Title:Computer-aided Drug Design Applied to Parkinson Targets
Volume: 16
Issue: 6
Author(s): Hamilton M. Ishiki, Jose Maria Barbosa Filho, Marcelo S. da Silva, Marcus T. Scotti and Luciana Scotti*
Affiliation:
- Federal University of Paraiba, Campus I, Joao Pessoa-PB,Brazil
Keywords:
Parkinson's disease, QSAR, monoamine oxidase, dopamine agonists, acetylcholine receptors, and adenosine
receptors.
Abstract: Background: Parkinson’s disease (PD) is a progressive neurodegenerative disorder
characterized by debilitating motor deficits, as well as autonomic problems, cognitive declines,
changes in affect and sleep disturbances. Although the scientific community has performed great
efforts in the study of PD, and from the most diverse points of view, the disease remains incurable.

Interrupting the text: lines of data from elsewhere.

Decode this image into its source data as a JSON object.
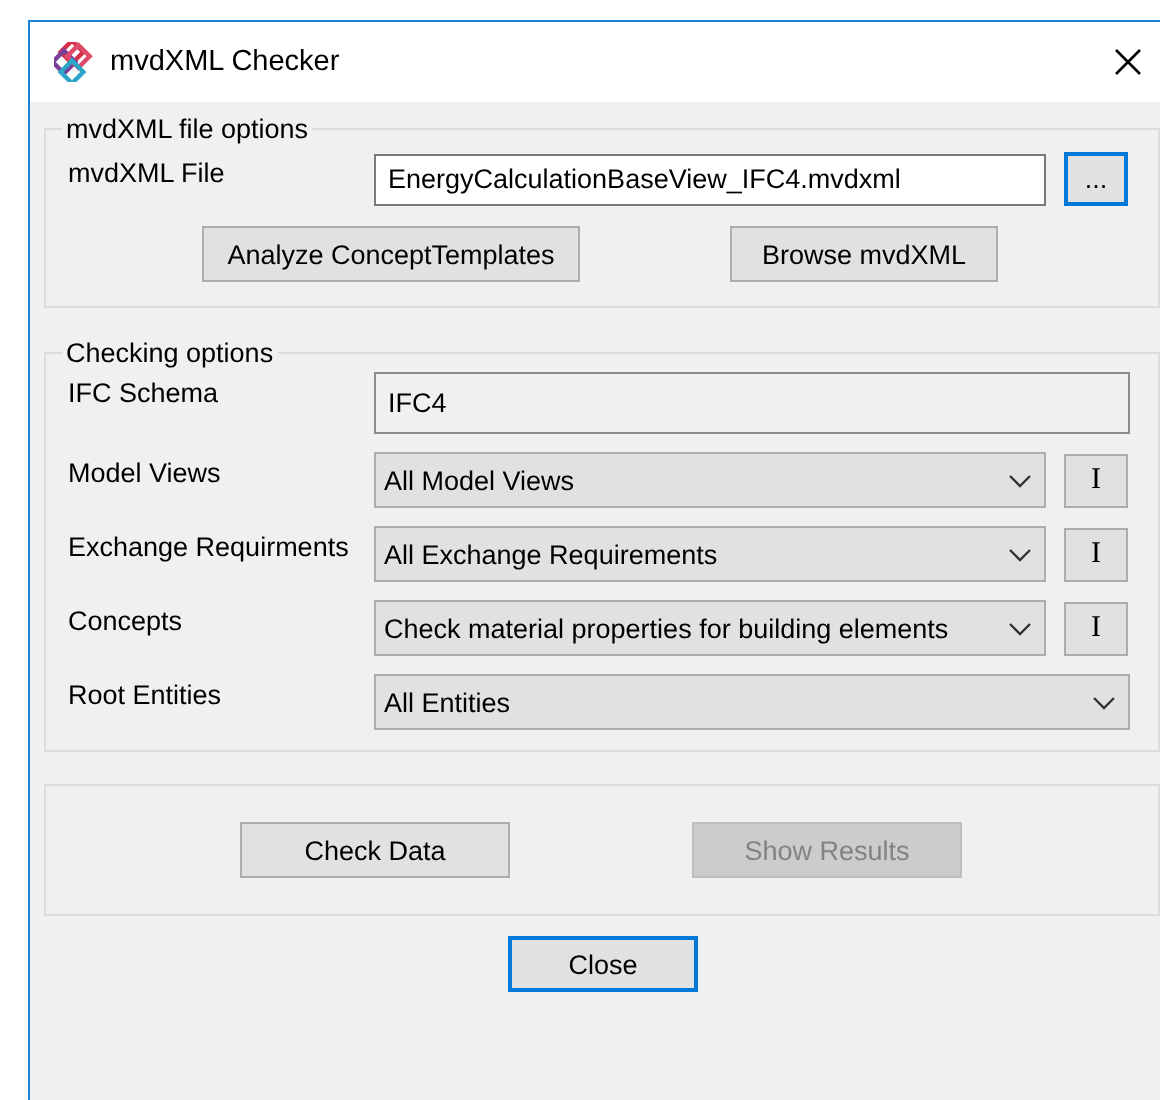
{
  "window": {
    "title": "mvdXML Checker"
  },
  "file_options": {
    "legend": "mvdXML file options",
    "file_label": "mvdXML File",
    "file_value": "EnergyCalculationBaseView_IFC4.mvdxml",
    "browse_button": {
      "label": "...",
      "focused": true
    },
    "buttons": [
      {
        "label": "Analyze ConceptTemplates",
        "disabled": false
      },
      {
        "label": "Browse mvdXML",
        "disabled": false
      }
    ]
  },
  "checking_options": {
    "legend": "Checking options",
    "rows": [
      {
        "kind": "text",
        "label": "IFC Schema",
        "value": "IFC4"
      },
      {
        "kind": "select",
        "label": "Model Views",
        "value": "All Model Views",
        "info_button": "I"
      },
      {
        "kind": "select",
        "label": "Exchange Requirments",
        "value": "All Exchange Requirements",
        "info_button": "I"
      },
      {
        "kind": "select",
        "label": "Concepts",
        "value": "Check material properties for building elements",
        "info_button": "I"
      },
      {
        "kind": "select",
        "label": "Root Entities",
        "value": "All Entities"
      }
    ]
  },
  "actions": [
    {
      "label": "Check Data",
      "disabled": false
    },
    {
      "label": "Show Results",
      "disabled": true
    }
  ],
  "close_button": {
    "label": "Close",
    "focused": true
  }
}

The exact mechanism underlying its progression is unclear, but oxidative stress, mitochondrial
dysfunction and inflammation are thought to play major roles in the etiology.
Objective: Current pharmacological therapies for the treatment of Parkinson’s disease are mostly
inadequate, and new therapeutic agents are much needed.

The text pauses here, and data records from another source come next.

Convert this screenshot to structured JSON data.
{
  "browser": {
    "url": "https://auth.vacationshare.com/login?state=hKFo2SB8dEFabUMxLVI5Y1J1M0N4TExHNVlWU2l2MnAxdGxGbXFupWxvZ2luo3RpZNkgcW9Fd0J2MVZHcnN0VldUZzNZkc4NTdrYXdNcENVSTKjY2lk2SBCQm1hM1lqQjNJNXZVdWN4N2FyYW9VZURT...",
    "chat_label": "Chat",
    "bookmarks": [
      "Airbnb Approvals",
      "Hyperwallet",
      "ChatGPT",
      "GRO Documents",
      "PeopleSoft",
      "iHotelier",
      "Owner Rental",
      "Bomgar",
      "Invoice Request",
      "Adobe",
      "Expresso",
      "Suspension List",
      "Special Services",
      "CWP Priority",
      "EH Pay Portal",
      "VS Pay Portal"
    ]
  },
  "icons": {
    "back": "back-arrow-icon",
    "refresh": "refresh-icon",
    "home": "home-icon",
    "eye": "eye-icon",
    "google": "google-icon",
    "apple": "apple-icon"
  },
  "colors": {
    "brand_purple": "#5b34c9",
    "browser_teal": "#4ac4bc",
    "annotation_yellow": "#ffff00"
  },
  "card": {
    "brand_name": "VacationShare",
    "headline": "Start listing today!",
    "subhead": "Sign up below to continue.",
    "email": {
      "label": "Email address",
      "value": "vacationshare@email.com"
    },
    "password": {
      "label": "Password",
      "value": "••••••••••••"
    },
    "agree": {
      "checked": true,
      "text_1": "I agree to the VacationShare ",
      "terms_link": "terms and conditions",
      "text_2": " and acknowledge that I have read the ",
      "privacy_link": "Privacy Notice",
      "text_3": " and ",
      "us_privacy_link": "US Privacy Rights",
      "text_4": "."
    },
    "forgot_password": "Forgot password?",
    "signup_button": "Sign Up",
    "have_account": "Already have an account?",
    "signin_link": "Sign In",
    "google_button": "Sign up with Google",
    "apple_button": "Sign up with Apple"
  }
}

Methods: In this review, recent advances in computer-aided drug design for the rational design of
new compounds against Parkinson disease; using methods such as Quantitative Structure-Activity
Relationships (QSAR), molecular docking, molecular dynamics and pharmacophore modeling are
discussed.
Results: In this review, four targets were selected: the enzyme monoamine oxidase, dopamine
agonists, acetylcholine receptors, and adenosine receptors.
Conclusion: Computer aided-drug design enables the creation of theoretical models that can be
used in a large database to virtually screen for and identify novel candidate molecules.